En ce moment et sur les conseils de Christian den Hartigh, je me regarde les vidéos du Marathon des Sciences comme on le ferait d’une série TV. En plus instructif. Et ce sont notamment celles de Pierre-Henri Gouyon « Le fil de la vie : où l’ordre de la vie est-il écrit ? » et de Guillaume Lecointre « La biologie à la lumière du désordre » qui m’ont fait prendre conscience du parallèle existant entre la génétique et le web. Dans les deux cas, il s’agit d’évaluer quelle est la façon la plus pérenne de faire transiter une information. On peut même aller dans l’extrême et reprendre l’une des phrases chocs de la première présentation :
Les individus sont des artifices inventés par les gènes pour se reproduire.
Ce que je m’empresse de paraphraser ainsi (il faut voir la vidéo pour comprendre la référence aux memes) :
Le web est un artifice inventé par les cultures pour se propager (meme).
Le web acquérant son importance dans les idées qu’il véhicule. Une histoire de contenu et de contenant. Défendre la liberté d’expression des cultures est un enjeu lié à celui de la neutralité du Net par exemple, l’un n’allant pas sans l’autre. Mais je m’égare, revenons à notre ADN. Dans le cas de la génétique, la solution qui semble prévaloir jusqu’à présent est triple et correspond à :
Message → Décodeur → Contexte
L’information qui est finalement transmise repose sur ces trois facteurs que les généticiens traduisent en :
Génétique → Épigénétique → Environnement
On a l’ADN qui se trouve être interprété d’une certaine manière et qui s’exprime ensuite en fonction de la pression environnementale. Je reste vague car on ne connait pas encore vraiment les mécanismes fins de ce processus. Or, on retrouve le même triptyque dans le web avec :
Code → Navigateur → Situation
Le HTML/CSS/JS contient le message qui a besoin d’un navigateur pour être décodé. Message qui va être lu dans un contexte donné (mobilité, attention, etc). Le couplage de l’une de ces étapes avec l’autre affaiblit le processus de transmission. Les deux conférenciers souhaitent tordre le cou à la notion de « code génétique » alors que je la trouve pertinente dans ce cadre là. Ou alors faudrait-il relativiser ce que l’on entend par « programme » informatique de manière plus générale ?

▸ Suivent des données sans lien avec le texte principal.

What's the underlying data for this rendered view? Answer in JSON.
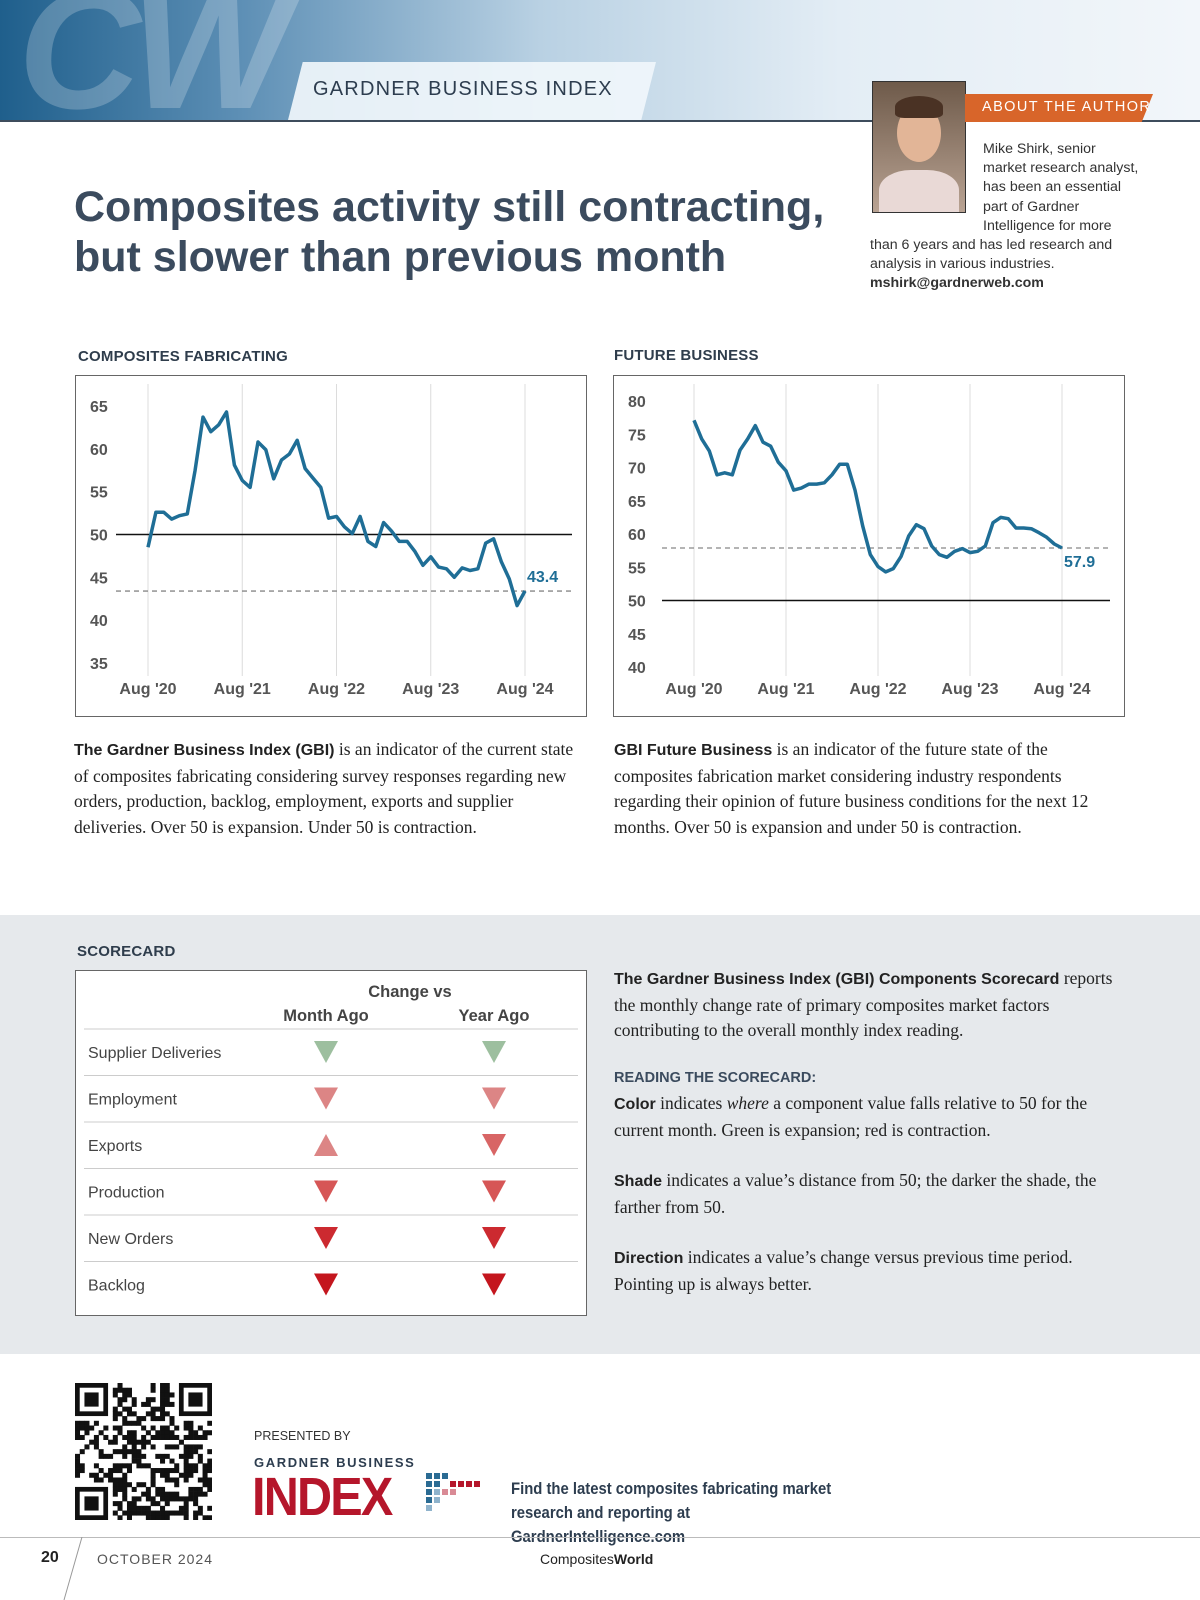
{
  "header": {
    "logo": "CW",
    "section": "GARDNER BUSINESS INDEX"
  },
  "author": {
    "heading": "ABOUT THE AUTHOR",
    "bio": "Mike Shirk, senior market research analyst, has been an essential part of Gardner Intelligence for more than 6 years and has led research and analysis in various industries.",
    "email": "mshirk@gardnerweb.com"
  },
  "title": {
    "line1": "Composites activity still contracting,",
    "line2": "but slower than previous month"
  },
  "chart_data": [
    {
      "type": "line",
      "title": "COMPOSITES FABRICATING",
      "color": "#1f6e96",
      "grid": true,
      "categories": [
        "Aug '20",
        null,
        null,
        null,
        null,
        null,
        null,
        null,
        null,
        null,
        null,
        null,
        "Aug '21",
        null,
        null,
        null,
        null,
        null,
        null,
        null,
        null,
        null,
        null,
        null,
        "Aug '22",
        null,
        null,
        null,
        null,
        null,
        null,
        null,
        null,
        null,
        null,
        null,
        "Aug '23",
        null,
        null,
        null,
        null,
        null,
        null,
        null,
        null,
        null,
        null,
        null,
        "Aug '24"
      ],
      "values": [
        48.5,
        52.6,
        52.6,
        51.8,
        52.2,
        52.4,
        57.5,
        63.7,
        62,
        62.8,
        64.3,
        58.1,
        56.3,
        55.5,
        60.8,
        59.9,
        56.5,
        58.7,
        59.4,
        61,
        57.7,
        56.6,
        55.5,
        51.9,
        52.1,
        50.9,
        50.1,
        52.1,
        49.2,
        48.6,
        51.4,
        50.4,
        49.2,
        49.2,
        48,
        46.4,
        47.4,
        46.2,
        46,
        45,
        46.1,
        45.8,
        46,
        49,
        49.5,
        46.8,
        44.8,
        41.7,
        43.4
      ],
      "ylim": [
        35,
        65
      ],
      "yticks": [
        35,
        40,
        45,
        50,
        55,
        60,
        65
      ],
      "hlines": [
        {
          "value": 50,
          "dashed": false
        },
        {
          "value": 43.4,
          "dashed": true
        }
      ]
    },
    {
      "type": "line",
      "title": "FUTURE BUSINESS",
      "color": "#1f6e96",
      "grid": true,
      "categories": [
        "Aug '20",
        null,
        null,
        null,
        null,
        null,
        null,
        null,
        null,
        null,
        null,
        null,
        "Aug '21",
        null,
        null,
        null,
        null,
        null,
        null,
        null,
        null,
        null,
        null,
        null,
        "Aug '22",
        null,
        null,
        null,
        null,
        null,
        null,
        null,
        null,
        null,
        null,
        null,
        "Aug '23",
        null,
        null,
        null,
        null,
        null,
        null,
        null,
        null,
        null,
        null,
        null,
        "Aug '24"
      ],
      "values": [
        77.1,
        74.3,
        72.5,
        68.9,
        69.2,
        68.9,
        72.6,
        74.3,
        76.3,
        73.8,
        73.2,
        70.8,
        69.5,
        66.6,
        66.9,
        67.5,
        67.5,
        67.7,
        68.9,
        70.5,
        70.5,
        66.6,
        61.2,
        56.9,
        55.1,
        54.3,
        54.8,
        56.6,
        59.7,
        61.4,
        60.8,
        58.2,
        56.9,
        56.5,
        57.4,
        57.8,
        57.2,
        57.4,
        58.2,
        61.7,
        62.5,
        62.3,
        60.9,
        60.9,
        60.8,
        60.2,
        59.5,
        58.5,
        57.9
      ],
      "ylim": [
        40,
        80
      ],
      "yticks": [
        40,
        45,
        50,
        55,
        60,
        65,
        70,
        75,
        80
      ],
      "hlines": [
        {
          "value": 50,
          "dashed": false
        },
        {
          "value": 57.9,
          "dashed": true
        }
      ]
    }
  ],
  "descriptions": [
    {
      "bold": "The Gardner Business Index (GBI)",
      "text": "is an indicator of the current state of composites fabricating considering survey responses regarding new orders, production, backlog, employment, exports and supplier deliveries. Over 50 is expansion. Under 50 is contraction."
    },
    {
      "bold": "GBI Future Business",
      "text": "is an indicator of the future state of the composites fabrication market considering industry respondents regarding their opinion of future business conditions for the next 12 months. Over 50 is expansion and under 50 is contraction."
    }
  ],
  "scorecard": {
    "title": "SCORECARD",
    "group_header": "Change vs",
    "columns": [
      "Month Ago",
      "Year Ago"
    ],
    "rows": [
      {
        "label": "Supplier Deliveries",
        "month": {
          "direction": "down",
          "color": "#9dbf9f"
        },
        "year": {
          "direction": "down",
          "color": "#9dbf9f"
        }
      },
      {
        "label": "Employment",
        "month": {
          "direction": "down",
          "color": "#dc8585"
        },
        "year": {
          "direction": "down",
          "color": "#dc8585"
        }
      },
      {
        "label": "Exports",
        "month": {
          "direction": "up",
          "color": "#dc8585"
        },
        "year": {
          "direction": "down",
          "color": "#d86565"
        }
      },
      {
        "label": "Production",
        "month": {
          "direction": "down",
          "color": "#d65656"
        },
        "year": {
          "direction": "down",
          "color": "#d65656"
        }
      },
      {
        "label": "New Orders",
        "month": {
          "direction": "down",
          "color": "#cc2a30"
        },
        "year": {
          "direction": "down",
          "color": "#cc2a30"
        }
      },
      {
        "label": "Backlog",
        "month": {
          "direction": "down",
          "color": "#c4161e"
        },
        "year": {
          "direction": "down",
          "color": "#c4161e"
        }
      }
    ]
  },
  "scorecard_text": {
    "intro_bold": "The Gardner Business Index (GBI) Components Scorecard",
    "intro": "reports the monthly change rate of primary composites market factors contributing to the overall monthly index reading.",
    "heading": "READING THE SCORECARD:",
    "items": [
      {
        "term": "Color",
        "pre": "indicates",
        "em": "where",
        "post": "a component value falls relative to 50 for the current month. Green is expansion; red is contraction."
      },
      {
        "term": "Shade",
        "pre": "indicates a value’s distance from 50; the darker the shade, the farther from 50.",
        "em": "",
        "post": ""
      },
      {
        "term": "Direction",
        "pre": "indicates a value’s change versus previous time period. Pointing up is always better.",
        "em": "",
        "post": ""
      }
    ]
  },
  "footer": {
    "presented_by": "PRESENTED BY",
    "logo_top": "GARDNER BUSINESS",
    "logo_main": "INDEX",
    "cta": "Find the latest composites fabricating market research and reporting at GardnerIntelligence.com",
    "page": "20",
    "date": "OCTOBER 2024",
    "brand_a": "Composites",
    "brand_b": "World"
  }
}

En biologie, il y a besoin d’avoir de la variabilité à chacune de ces étapes locales pour arriver à une stabilité globale. Les cas de stabilités locales étant sujettes à des extinctions de masse à moyen terme. Laissant la place à l’expression d’une nouvelle diversité qui stabilise au niveau macro. En informatique, les plateformes/silos et/ou la mono-culture Webkit et/ou le biais culturel au sens large mettent en péril cette diversité. Si votre information est publiée sur Medium, lisible par Chrome uniquement et/ou à destination des riches, il y a statistiquement moins de chances qu’elle soit à l’épreuve du temps.
En tant que développeur web, je ne peux avoir d’influence que sur le code. L’universalité du code produit est garante de la résilience de l’information sur le long terme. Lorsque je cible un navigateur ou une situation, je l’affaiblis et je lui fais prendre des risques. Vouloir être précurseur d’une nouvelle ère est un pari à court terme, avec pour enjeu les données d’autrui qui risquent de se retrouver dans un cul-de-sac phylogénétique, signifiant l’extinction d’un message.
Un autre point qui m’a fait tiquer est l’opposition historique inné/acquis qui se matérialise par le couple conservateurs/libéraux en politique. Les premiers étant dans l’analytique, les seconds dans l’empathie. Le code comme notion de Droite et son interprétation comme notion de Gauche. La création rapide et égoïste vs. la collaboration lente et plurielle. Le repli et l’ouverture. Montre moi ta façon de transmettre une information et je te dirai pour qui tu vas voter :-).